Manusiakan Mereka !

Dimuat di majalah Vincent edisi ke dua tahun 1996 majalah sekolah SLTP Dea. Di majalah ini, Dea sempat menjadi pemimpin redaksi selama satu tahun.

Liputan ini ditulis keroyokan bersama: Bernardina, Tutut, dan Vinny

======================================================

Pameran seni rupa isntalasi besar "1001 Manusia Tanah" karya Dadang Christanto dibuka pada 1 Maret 1996 lalu oleh Gubernur DKI Jakarta, Surjadi Sudirja. Pameran yang memakan biaya tiga ratus juta rupiah itu mendapat pemberitaan luas. Selain di RCTI dan koran0koran, pameran ini diberitakan juga di majalah Time yang terbit di Amerika Serikat.

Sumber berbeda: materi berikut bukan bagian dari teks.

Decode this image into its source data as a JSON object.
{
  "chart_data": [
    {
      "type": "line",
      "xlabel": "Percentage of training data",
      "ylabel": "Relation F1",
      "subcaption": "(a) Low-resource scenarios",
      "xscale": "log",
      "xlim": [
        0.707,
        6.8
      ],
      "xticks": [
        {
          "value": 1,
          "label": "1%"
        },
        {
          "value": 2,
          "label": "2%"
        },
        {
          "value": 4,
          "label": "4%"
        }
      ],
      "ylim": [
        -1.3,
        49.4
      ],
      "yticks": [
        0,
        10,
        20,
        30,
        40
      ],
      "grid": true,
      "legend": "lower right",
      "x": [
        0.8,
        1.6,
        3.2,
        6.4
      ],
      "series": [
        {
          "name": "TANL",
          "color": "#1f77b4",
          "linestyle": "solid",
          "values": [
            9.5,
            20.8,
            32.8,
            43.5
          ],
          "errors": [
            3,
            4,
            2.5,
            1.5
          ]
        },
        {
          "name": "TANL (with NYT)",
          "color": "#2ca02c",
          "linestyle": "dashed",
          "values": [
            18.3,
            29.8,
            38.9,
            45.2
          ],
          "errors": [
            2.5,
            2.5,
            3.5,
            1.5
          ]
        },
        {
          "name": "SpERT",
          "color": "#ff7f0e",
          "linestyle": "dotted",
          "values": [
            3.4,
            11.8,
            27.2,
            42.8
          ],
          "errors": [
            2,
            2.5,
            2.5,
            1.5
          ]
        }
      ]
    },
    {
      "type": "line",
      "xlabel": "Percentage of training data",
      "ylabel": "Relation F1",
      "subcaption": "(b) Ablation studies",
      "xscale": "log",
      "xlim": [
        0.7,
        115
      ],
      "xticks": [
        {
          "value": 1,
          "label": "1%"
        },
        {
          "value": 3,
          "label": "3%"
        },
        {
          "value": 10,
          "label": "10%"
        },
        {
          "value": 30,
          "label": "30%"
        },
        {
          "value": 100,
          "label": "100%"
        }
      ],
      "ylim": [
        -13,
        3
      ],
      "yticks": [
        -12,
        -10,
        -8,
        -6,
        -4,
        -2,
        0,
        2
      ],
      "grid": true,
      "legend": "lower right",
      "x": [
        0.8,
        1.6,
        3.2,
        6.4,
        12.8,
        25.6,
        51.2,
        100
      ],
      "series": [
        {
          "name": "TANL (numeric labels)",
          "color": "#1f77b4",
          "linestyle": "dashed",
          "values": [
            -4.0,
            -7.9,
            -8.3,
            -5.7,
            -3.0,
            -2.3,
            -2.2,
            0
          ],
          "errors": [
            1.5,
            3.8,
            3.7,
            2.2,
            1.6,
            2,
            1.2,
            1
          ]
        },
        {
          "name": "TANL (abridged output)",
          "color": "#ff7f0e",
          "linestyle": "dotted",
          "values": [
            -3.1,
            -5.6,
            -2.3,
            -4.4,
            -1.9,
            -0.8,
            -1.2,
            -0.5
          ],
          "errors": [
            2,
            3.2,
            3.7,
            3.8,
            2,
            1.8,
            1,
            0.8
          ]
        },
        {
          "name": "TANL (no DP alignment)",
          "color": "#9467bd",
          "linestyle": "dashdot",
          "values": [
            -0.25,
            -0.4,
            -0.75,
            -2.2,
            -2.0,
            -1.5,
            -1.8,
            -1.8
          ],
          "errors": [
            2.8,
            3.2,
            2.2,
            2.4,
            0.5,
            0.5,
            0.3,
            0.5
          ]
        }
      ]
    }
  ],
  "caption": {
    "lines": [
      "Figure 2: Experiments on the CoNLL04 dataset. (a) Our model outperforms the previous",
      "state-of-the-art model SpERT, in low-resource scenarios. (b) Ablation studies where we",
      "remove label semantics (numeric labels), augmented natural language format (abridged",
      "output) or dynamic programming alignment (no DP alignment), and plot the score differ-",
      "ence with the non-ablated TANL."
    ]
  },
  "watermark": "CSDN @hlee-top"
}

Pada pameran ini, Oom Dadang Christanto ditantang untuk membuat sebuah karya yang tidak hanya dapat diterima dan dinikmati oleh seniman, tetapi berbagai kalangan. "Saya begitu antusias untuk mengiyakan tawaran ini. Sebab ini merupakan suatu anugerah. Jarang sekali perusahaan besar mau membiayai sebuah pameran seni rupa instalasi kontemporer perorangan seperti ini. Tetapi di satu sisi saya juga terus menimbang apakah ini akan terwujud. Sebab pameran ini bisa juga menjadi sebuah musibah. Sebab berbagai fasilitas yang memudahkan dapat juga memandulkan idealisme seniman," kata Oom Dadang Christanto.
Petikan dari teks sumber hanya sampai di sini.